Nassau County has a New Year's gift for 100,000 daily passengers on L.I. Bus: it's going French, having been sold to France's Veolia Environment SA, whose transportation unit operates many other U.S. systems.

Trouble is, the contract has not been signed, drivers are circulating petitions against it and the Republican-controlled Nassau County Legislature has not been able to hold a hearing on it yet. That's now on tap for Dec. 5.

Even there, approval is not assured. Lame-duck Legislator John Ciotti, a Republican, has said he will vote against it and Republican State Sen. Jack Martins has his doubts.

Nassau County Executive Ed Mangano, a Republican, decided to auction L.I. Bus a year ago when the Metropolitan Transportation Authority demanded an increase in the county subsidy for the bus service and he refused to pay it.

Albany found an $8 million bailout by June 30, which prevented cuts and a fare hike but Mangano adamantly didn't want to cough up another $24 million from his $2.5 billion budget at a time when Nassau is under scrutiny by the Nassau Interim Finance Authority (NIFA), which also has to OK the Veolia deal.

This being Nassau County, Republican politics have already played a part: former Sen. Alfonse D'Amato's lobbying firm advised Veolia; D'Amato's current wife gets a salary from the Town of Hempstead Zoning Board of Appeals and son-in-law Joseph Murphy was elected this month to State Supreme Court.

Veolia, which plans to rebrand the whole operation Nassau Inter-County Express (NICE) and paint the buses in Nassau orange, said it plans to retain most of L.I. Bus's employees, keep the fare the same as the MTA's $2.25 subway fare and offer free transfers for a year. It says it will keep most routes at least for six months. But the French company itself warned full-year net income will slump as much as the 13 percent drop for the first nine months.

Shares of Veolia have lost nearly 70 percent of their value this year, closing Friday at 8.37 Euros (US $11.14). Its Lombard, Ill.-based transportation division operates the airport SuperShuttles as well as parts of municipal transit in Baltimore, Boston, Phoenix, Toronto and other cities.

Right now, L.I. Bus's passenger mix represents all of Nassau's diversity. Besides carrying New York-bound commuters to Long Island Rail Road stations, its intra-county routes, linking Great Neck to Lynbrook or Glen Cove to Hempstead, provide the only public transit links, along with a free transfer, aside from taxis.
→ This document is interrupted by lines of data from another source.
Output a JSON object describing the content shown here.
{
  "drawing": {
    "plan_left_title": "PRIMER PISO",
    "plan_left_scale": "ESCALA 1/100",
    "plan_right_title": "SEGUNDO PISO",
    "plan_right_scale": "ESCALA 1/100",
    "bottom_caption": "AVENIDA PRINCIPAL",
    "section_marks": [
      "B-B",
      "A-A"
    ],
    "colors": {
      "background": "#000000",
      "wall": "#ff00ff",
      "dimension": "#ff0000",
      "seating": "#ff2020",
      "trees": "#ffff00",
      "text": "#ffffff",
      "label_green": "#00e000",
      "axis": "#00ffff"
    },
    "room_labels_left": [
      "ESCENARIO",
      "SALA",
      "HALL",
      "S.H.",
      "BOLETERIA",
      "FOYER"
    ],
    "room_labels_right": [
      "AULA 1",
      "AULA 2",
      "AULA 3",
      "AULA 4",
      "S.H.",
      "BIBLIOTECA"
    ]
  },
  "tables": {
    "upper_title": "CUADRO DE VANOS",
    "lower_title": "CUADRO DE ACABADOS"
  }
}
Ironically, all these systems were private until about 45 years ago, when Gov. Nelson Rockefeller, a Republican, created the MTA from the wreckage of the Penn Central, taking over the LIRR, Metro-North Railroad and many of the private bus lines.

Under first MTA czar William Ronan, the MTA was dubbed the Holy Ronan Empire. But the agency itself is not the same; new chairman Joe Lhota has been in office only since Nov. 14.

By contrast, Suffolk County Transit, which serves only 23,000 daily passengers, has run since 1980 with private companies under a county umbrella. But its fee is only $1.50 and the Suffolk County Legislature, which will remain controlled by the Democrats next year when new County Executive Steve Bellone, also a Democrat, comes in, needs to find $135 million for it.

Nobody proposes dispensing with Suffolk County Transit. The solution there is a likely fare hike, at least to $2.00.

Long Island, home of the original Levittown, still doesn't know how to pay for energy efficient and commuter-friendly buses.